Linux boot stuck at LSB: Raise network interfaces

I rebooted a Raspberry Pi running Raspbian yesterday and it didn't come back online. I plugged it into a monitor and discovered it was stuck at this point in its boot process:

A start job is running for LSB: Raise network interfaces

It showed a time remaining of "no limit" (38s / no limit for example).

I've seen this eventually time out before (such as if the network is legitimately unavailable). In this case, the boot never proceeded beyond this point. I left it going over night, and I came back to it saying something like "10h / no limit". Clearly it was not going to resolve itself.

I expected I could get past this point if I removed all interfaces listed in /etc/network/interfaces, so I thought about pulling the SD card and editing it on my desktop, but then I wondered whether there was a Magic SysRq key combination that would let me get to a terminal.

I tried Alt+Sys Req+e. This sends a SIGTERM to all processes except init.

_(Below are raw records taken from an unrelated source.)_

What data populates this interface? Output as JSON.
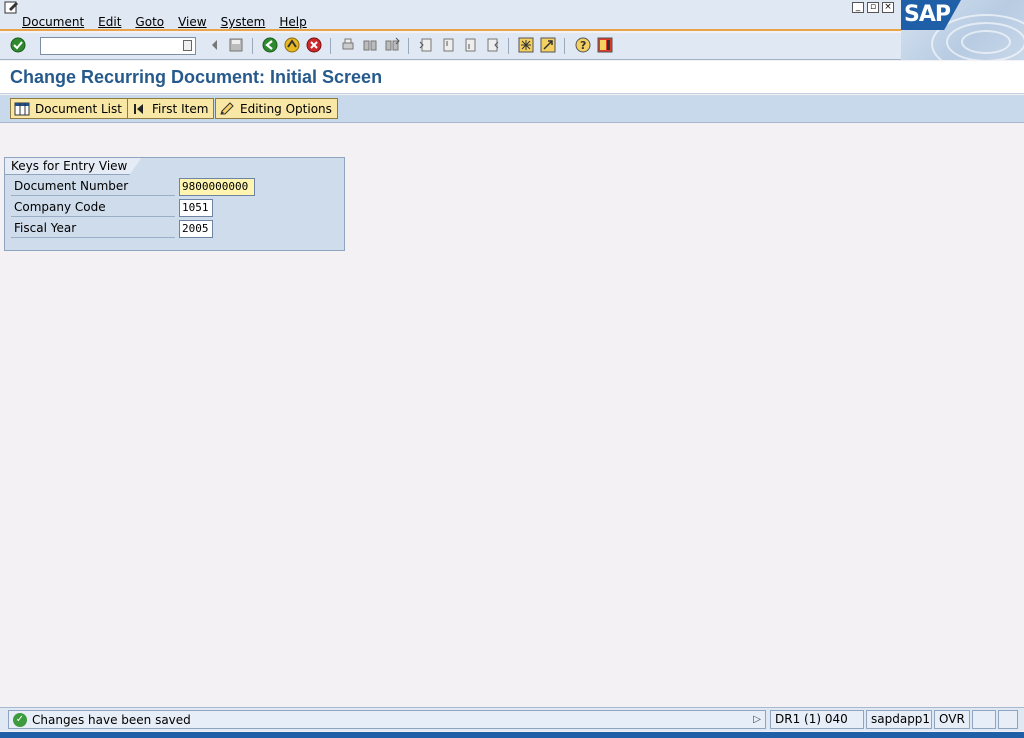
{
  "menu": {
    "items": [
      "Document",
      "Edit",
      "Goto",
      "View",
      "System",
      "Help"
    ]
  },
  "branding": {
    "logo_text": "SAP"
  },
  "title": {
    "text": "Change Recurring Document: Initial Screen"
  },
  "app_toolbar": {
    "buttons": [
      {
        "label": "Document List",
        "icon": "table-icon"
      },
      {
        "label": "First Item",
        "icon": "first-item-icon"
      },
      {
        "label": "Editing Options",
        "icon": "pencil-icon"
      }
    ]
  },
  "group": {
    "title": "Keys for Entry View",
    "fields": [
      {
        "label": "Document Number",
        "value": "9800000000"
      },
      {
        "label": "Company Code",
        "value": "1051"
      },
      {
        "label": "Fiscal Year",
        "value": "2005"
      }
    ]
  },
  "status": {
    "message": "Changes have been saved",
    "system": "DR1 (1) 040",
    "server": "sapdapp1",
    "mode": "OVR"
  },
  "colors": {
    "title": "#275a8c",
    "menu_accent": "#e8a44a",
    "button_bg": "#f9e7a6",
    "group_bg": "#cfdcec"
  }
}
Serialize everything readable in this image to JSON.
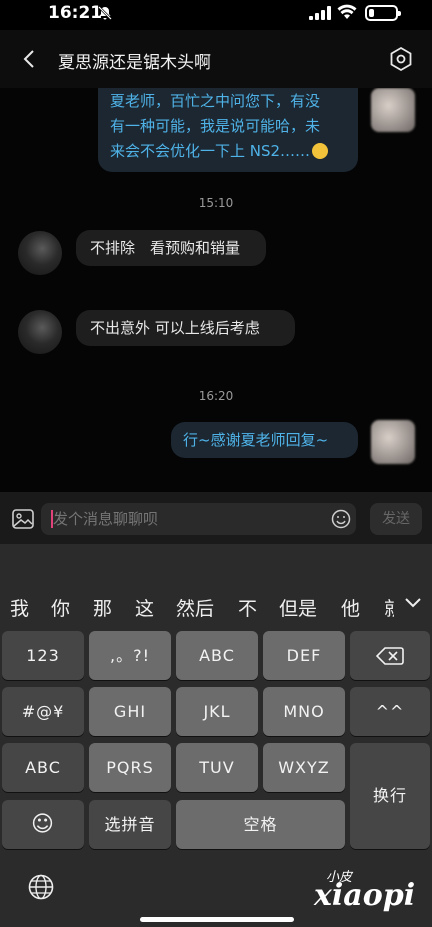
{
  "status": {
    "time": "16:21",
    "battery_level": 0.2,
    "icons": [
      "bell-off-icon",
      "signal-icon",
      "wifi-icon",
      "battery-icon"
    ]
  },
  "header": {
    "title": "夏思源还是锯木头啊",
    "back_icon": "chevron-left-icon",
    "settings_icon": "settings-hexagon-icon"
  },
  "chat": {
    "messages": [
      {
        "side": "out",
        "lines": [
          "夏老师，百忙之中问您下，有没",
          "有一种可能，我是说可能哈，未",
          "来会不会优化一下上 NS2……"
        ],
        "emoji": "sweat-smile-emoji"
      },
      {
        "type": "time",
        "text": "15:10"
      },
      {
        "side": "in",
        "text": "不排除　看预购和销量"
      },
      {
        "side": "in",
        "text": "不出意外  可以上线后考虑"
      },
      {
        "type": "time",
        "text": "16:20"
      },
      {
        "side": "out",
        "text": "行~感谢夏老师回复~"
      }
    ]
  },
  "composer": {
    "placeholder": "发个消息聊聊呗",
    "send_label": "发送"
  },
  "keyboard": {
    "candidates": [
      "我",
      "你",
      "那",
      "这",
      "然后",
      "不",
      "但是",
      "他",
      "就"
    ],
    "rows": [
      [
        "123",
        ",。?!",
        "ABC",
        "DEF",
        "⌫"
      ],
      [
        "#@¥",
        "GHI",
        "JKL",
        "MNO",
        "^^"
      ],
      [
        "ABC",
        "PQRS",
        "TUV",
        "WXYZ",
        "换行"
      ],
      [
        "☺",
        "选拼音",
        "空格"
      ]
    ]
  },
  "watermark": {
    "small": "小皮",
    "big": "xiaopi"
  }
}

This stopped the stuck job and the boot completed.

I discovered that /etc/network/interfaces had an interface listed, eth0, that I was no longer using with this Pi. I had not rebooted it since reconfiguring my network. I commented all the eth0 lines out, and rebooted. Boot got stuck again.

There was one more odd setting in this file. Under iface wlan0, I had a line that said:

up /usr/sbin/service ssh start

I originally put this under eth0 so that I could ssh to the Pi. This was about a year ago, and I think was only necessary due to a bug. I found that without it, I could not ssh into the Pi, but with it I could.

I removed this line from under the wlan0 iface definition, and rebooted again. This time the Pi booted just fine. I verified I could ssh into it.

So if you get stuck booting like I did, Magic (SysRq) might help!